Afirmar que não existe música boa nos tempos atuais é inadmissível. Hoje em dia, o fácil e democrático acesso à informação e a produções culturais contemporâneas já é capaz de praticamente aniquilar esse argumento. A nova cena musical é riquíssima e deve ser fomentada de todas as formas, inclusive na inclusão de artistas iniciantes e emergentes em line ups de festivais – até mesmo porque essa é (ou deveria ser) a principal finalidade desse tipo de evento. Mas nós não temos o direito de também querer ouvir, nem por um momento, as nossas músicas do coração?
A arte serve para alimentar nossa alma e expandir nossa consciência. E de fato, quanto mais bagagem cultural adquirimos, mais enriquecemos a nossa existência e melhor lidamos com as adversidades que a vida real nos impõe. Mas há uma cobrança pela busca de novos sons e em um ritmo tão frenético que, remando contra a maré, também defendo o direito de termos um momento de ouvirmos nossas músicas de conforto.
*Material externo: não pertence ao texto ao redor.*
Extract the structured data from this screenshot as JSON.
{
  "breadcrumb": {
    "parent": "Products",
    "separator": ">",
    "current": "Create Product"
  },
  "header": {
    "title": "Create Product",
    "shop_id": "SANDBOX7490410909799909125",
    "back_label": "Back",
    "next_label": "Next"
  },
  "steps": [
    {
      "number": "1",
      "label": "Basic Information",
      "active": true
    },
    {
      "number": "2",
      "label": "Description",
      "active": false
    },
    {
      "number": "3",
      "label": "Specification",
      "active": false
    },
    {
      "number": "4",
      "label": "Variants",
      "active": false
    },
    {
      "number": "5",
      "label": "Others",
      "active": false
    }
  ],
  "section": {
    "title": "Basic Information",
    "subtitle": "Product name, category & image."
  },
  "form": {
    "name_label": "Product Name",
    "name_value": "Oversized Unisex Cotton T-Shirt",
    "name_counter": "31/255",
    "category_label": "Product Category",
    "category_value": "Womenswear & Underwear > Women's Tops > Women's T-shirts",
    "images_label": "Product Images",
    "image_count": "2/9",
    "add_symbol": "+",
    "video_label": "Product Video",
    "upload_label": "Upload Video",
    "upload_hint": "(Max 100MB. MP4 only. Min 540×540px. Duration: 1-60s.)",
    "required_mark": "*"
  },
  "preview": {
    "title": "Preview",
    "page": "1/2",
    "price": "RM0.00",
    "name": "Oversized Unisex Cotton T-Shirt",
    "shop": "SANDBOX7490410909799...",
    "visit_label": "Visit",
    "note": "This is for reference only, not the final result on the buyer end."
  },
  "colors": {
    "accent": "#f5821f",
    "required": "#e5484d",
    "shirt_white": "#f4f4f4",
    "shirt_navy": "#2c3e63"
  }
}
Após a pandemia, o mercado dos grandes festivais de música cresceu exponencialmente, e aliado à tendência da nostalgia, artistas que tiveram o auge do sucesso em décadas passadas estão cada vez mais marcando presença neles, como Akon no Rock in Rio ou Blink-182 no Lollapalooza.
Não só “momentos nostalgia” tem se tornado mais comuns como também têm surgido festivais inteiros com essa temática, seja segmentando por estilos musicais – como o emo, por exemplo – ou focando em uma época específica, como os anos 1980, 1990 ou 2000.
Quando se fala nesse tipo de evento, muitos são os problemas apontados, como a questão de dar espaço para artistas já estabelecidos ao invés de músicos que precisam de visibilidade e renda, e que o público supostamente não teria interesse em conhecer artistas novos.
Em parte, é verdade. Mas também é ingenuidade achar que todos os artistas escalados continuam ricos tal qual na época de seu auge. A principal renda dos músicos brasileiros vem de shows, e não de direitos autorais (coisa, inclusive, que a cena alternativa sabe muito bem). Mas principalmente, não dá para responsabilizar o público e os gostos pessoais dele por todo o mecanismo atual da indústria musical que precisa urgente de uma reformulação.
É legítimo e urgentemente necessário o fomento à cena artística emergente, seja abrindo novas casas de shows de pequeno e médio porte, revendo a arrecadação de direitos autorais em plataformas e streaming e elaborando novas estratégias de divulgação para o underground e o midstream. Mas também é legítima uma certa demanda do público de consumir artistas já consolidados e que lhe trazem alguma memória afetiva.
Esses dias, vi uma proposta interessante para esse impasse: o recolhimento de 1% das vendas de ingressos de grandes shows e festivais para um fundo de apoio a casas e artistas independentes. Um bom começo para um problema cultural e econômico, reorganizando os agentes de fato responsáveis.